Из шести членов русской делегации в Ганга четверо были задержаны немцами под предлогом того, что «немедленное возвращение всех членов комиссии в Гельсингфорс по военным соображениям не представляется возможным», фактически они стали заложниками[261]
. Отпустили капитана 1 ранга Петра Алексеевича Новопашенного (1881–1950) и комиссара Е. Л. Дужека, а задержали капитана 1 ранга Павла Васильевича Гельмерсена (1880–1953), лейтенанта Михаила Михайловича Комелова (1890 – после 1931), гардемарина Павла Александровича Бородаевского (1898–1920) и комиссара Александра Григорьевича Григорьева. П. В. Гельмерсен и М. М. Комелов возвратились в Петроград через Ревель только 3 мая 1918 г.[262] Когда возвратились П. А. Бородаевский и А. Г. Григорьев, мы не знаем.Несомненно, в тех условиях Гангэудское соглашение было единственно возможным выходом, а наморен имел полное право его заключить в соответствии со статьей 10-й «Временного положения об управлении Балтийским флотом» от 29 марта 1918 г.

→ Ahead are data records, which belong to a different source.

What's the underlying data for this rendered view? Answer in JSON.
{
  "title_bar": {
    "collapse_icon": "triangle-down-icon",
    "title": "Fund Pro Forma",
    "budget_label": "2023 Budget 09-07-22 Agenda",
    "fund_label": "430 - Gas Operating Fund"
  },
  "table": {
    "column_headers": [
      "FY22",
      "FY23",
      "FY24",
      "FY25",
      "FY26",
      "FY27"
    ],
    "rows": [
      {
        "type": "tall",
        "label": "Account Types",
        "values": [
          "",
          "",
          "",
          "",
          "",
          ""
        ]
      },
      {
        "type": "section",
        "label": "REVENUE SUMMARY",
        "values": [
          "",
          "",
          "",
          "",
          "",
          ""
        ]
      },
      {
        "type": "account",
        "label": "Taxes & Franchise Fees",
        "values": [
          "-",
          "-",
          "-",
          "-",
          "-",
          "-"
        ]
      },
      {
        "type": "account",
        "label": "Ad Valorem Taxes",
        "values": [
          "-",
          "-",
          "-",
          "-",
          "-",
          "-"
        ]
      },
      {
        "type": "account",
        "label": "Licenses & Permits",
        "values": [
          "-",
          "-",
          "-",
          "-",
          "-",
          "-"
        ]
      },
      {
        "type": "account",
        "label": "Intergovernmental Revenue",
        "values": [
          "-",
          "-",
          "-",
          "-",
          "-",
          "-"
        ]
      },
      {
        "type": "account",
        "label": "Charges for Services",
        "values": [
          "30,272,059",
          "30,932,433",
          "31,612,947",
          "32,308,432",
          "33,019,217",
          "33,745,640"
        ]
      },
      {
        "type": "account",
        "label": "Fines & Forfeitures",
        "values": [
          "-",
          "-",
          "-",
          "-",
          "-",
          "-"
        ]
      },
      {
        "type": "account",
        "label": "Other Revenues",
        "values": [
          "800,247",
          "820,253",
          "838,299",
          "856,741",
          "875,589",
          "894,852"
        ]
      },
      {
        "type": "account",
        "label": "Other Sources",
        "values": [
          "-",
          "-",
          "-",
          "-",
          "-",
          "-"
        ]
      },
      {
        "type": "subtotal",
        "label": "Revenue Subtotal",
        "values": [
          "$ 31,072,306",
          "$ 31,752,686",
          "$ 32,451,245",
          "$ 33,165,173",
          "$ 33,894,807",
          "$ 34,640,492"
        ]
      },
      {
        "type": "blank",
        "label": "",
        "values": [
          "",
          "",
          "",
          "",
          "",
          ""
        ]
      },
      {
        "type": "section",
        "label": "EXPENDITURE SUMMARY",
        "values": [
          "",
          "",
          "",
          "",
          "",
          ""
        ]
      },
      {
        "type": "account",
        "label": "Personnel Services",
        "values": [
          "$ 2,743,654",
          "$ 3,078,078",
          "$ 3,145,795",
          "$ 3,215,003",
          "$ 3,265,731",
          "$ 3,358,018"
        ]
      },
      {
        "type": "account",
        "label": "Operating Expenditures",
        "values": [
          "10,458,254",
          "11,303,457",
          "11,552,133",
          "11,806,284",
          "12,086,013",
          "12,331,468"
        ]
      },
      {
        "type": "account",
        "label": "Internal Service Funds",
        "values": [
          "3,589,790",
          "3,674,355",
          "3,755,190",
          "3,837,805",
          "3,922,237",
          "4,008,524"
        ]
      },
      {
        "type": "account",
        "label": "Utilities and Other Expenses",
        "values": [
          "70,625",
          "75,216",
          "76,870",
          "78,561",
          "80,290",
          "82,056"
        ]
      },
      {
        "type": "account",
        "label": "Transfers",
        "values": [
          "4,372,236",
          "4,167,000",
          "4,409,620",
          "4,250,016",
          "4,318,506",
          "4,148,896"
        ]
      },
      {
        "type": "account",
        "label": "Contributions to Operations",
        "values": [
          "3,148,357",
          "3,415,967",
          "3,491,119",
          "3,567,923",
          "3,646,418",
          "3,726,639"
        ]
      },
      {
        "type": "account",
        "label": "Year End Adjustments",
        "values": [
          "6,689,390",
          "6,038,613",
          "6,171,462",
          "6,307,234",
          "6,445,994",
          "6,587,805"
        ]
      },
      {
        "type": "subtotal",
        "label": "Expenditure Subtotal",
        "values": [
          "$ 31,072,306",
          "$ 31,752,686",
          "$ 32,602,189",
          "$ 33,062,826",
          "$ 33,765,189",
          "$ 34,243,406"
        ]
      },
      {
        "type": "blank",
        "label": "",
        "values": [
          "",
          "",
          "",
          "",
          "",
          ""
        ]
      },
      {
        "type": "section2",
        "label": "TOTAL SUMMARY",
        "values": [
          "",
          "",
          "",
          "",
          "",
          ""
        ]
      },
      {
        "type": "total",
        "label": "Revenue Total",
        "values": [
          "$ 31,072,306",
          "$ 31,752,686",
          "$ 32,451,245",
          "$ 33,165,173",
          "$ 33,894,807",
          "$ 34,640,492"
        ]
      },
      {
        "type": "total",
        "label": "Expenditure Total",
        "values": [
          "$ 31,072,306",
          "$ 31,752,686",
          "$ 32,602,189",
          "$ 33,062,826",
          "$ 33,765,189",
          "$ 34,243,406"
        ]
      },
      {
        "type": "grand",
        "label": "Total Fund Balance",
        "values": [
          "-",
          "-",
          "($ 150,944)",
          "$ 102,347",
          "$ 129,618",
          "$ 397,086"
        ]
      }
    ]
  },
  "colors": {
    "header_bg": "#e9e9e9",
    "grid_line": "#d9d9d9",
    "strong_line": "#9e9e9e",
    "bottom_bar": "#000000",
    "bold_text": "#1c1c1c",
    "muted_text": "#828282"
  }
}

Забегая вперед, отметим, что немцы сравнительно честно соблюдали Гангэудское соглашение, выпустив из Гельсингфорса ряд русских кораблей после занятия города их войсками. В частности, в мае 1918 г. из Гельсингфорса и Котки в Кронштадт перешли 39 судов, в конце апреля из Выборга – 4 судна. Немцы даже разрешили вывезти из Гельсингфорса те снаряды и взрывчатку, которые хранились на бывших немецких пароходах, захваченных Россией во время войны и подлежавших возврату Германии в соответствии с Брестским договором[263]
. Очевидно, что немцы могли легко присвоить себе эти боеприпасы вместе с пароходами, которые подлежали возвращению их германским владельцам, но не сделали этого. 7 мая в Кронштадт пришли ранее задержанные немцами 6 эсминцев, 2 транспорта и посыльное судно[264].Другое дело, что белофинны не считали себя связанным этим соглашением, захватывали русские суда, особенно под торговым флагом или под флагом Красного креста, а немцы не препятствовали им. Однако и финнам пришлось расстаться с некоторыми русскими судами: например, в течение 1918 г. они вернули Советской России заградитель «Шексна» и 4 парохода[265]
.Нервного настроения в Гельсингфорсе добавляли прокламации, появлявшиеся в городе, в которых от имени немецкого командования морякам угрожали смертной казнью за попытку уничтожения кораблей. Ходили слухи, что они разбрасываются с аэропланов[266]
, но скорее всего, то была провокация белофинского подполья. 6 апреля в гельсингфорсских газетах за подписями А. М. Щастного и Е. Л. Блохина появилось разъяснение о том, что между Россией и Германией сохраняется мир и что командование флотом объясняет «распространение воззвания недостойным желанием неизвестных злонамеренных лиц нарушить состояние мира»[267].7 апреля в Гельсингфорс была передана телеграмма из МГШ, в которой начальник морских сил ставился в известность о требовании МИД Германии вывести русские морские силы из финских вод до 12 апреля либо разоружить остающиеся суда[268]
. Гангэудское соглашение предвосхитило это требование. МГШ одновременно просил СНК войти в сношения с немецким правительством, чтобы предупредить его, что из-за сложной ледовой обстановки требование вывода судов к 12 апреля может быть не выполнено[269]. 10 апреля соответствующая нота была направлена правительству Германии[270].9 апреля в «Известиях» было опубликовано большое интервью, которое Л. Д. Троцкий дал представителю Бюро печати. Значительная его часть была посвящена флоту. Нарком заявил: «В самом тяжелом положении – это очевидно всем – оказался наш Балтийский флот. Германское наступления на Финляндию вырвало у этого флота Гельсингфорсскую базу»[271]
. На вопрос, «посягают ли немцы на прямое уничтожение флота», Л. Д. Троцкий ответил: «Я не считаю возможным гадать по этому поводу. Но по прямому смыслу Брест-Литовского договора мы имеем право оставить наши суда в Финляндских портах до того момента, пока море покрыто ледяным покровом… Мы обязаны были лишь довести экипаж военных кораблей до необходимого минимума, что и было сделано… Но я не хотел бы этим сказать, что положения [Брестского мирного] трактата при нынешних условиях могут определять всю судьбу флота. На самом деле судьба Балтийского флота теснейшим образом связана с судьбой Курляндии, Эстляндии, Лифляндии и Финляндии. А судьба этих областей и стран в свою очередь находится в глубочайшей зависимости от всего хода европейской, и в частности, германской политики в ближайший период»[272].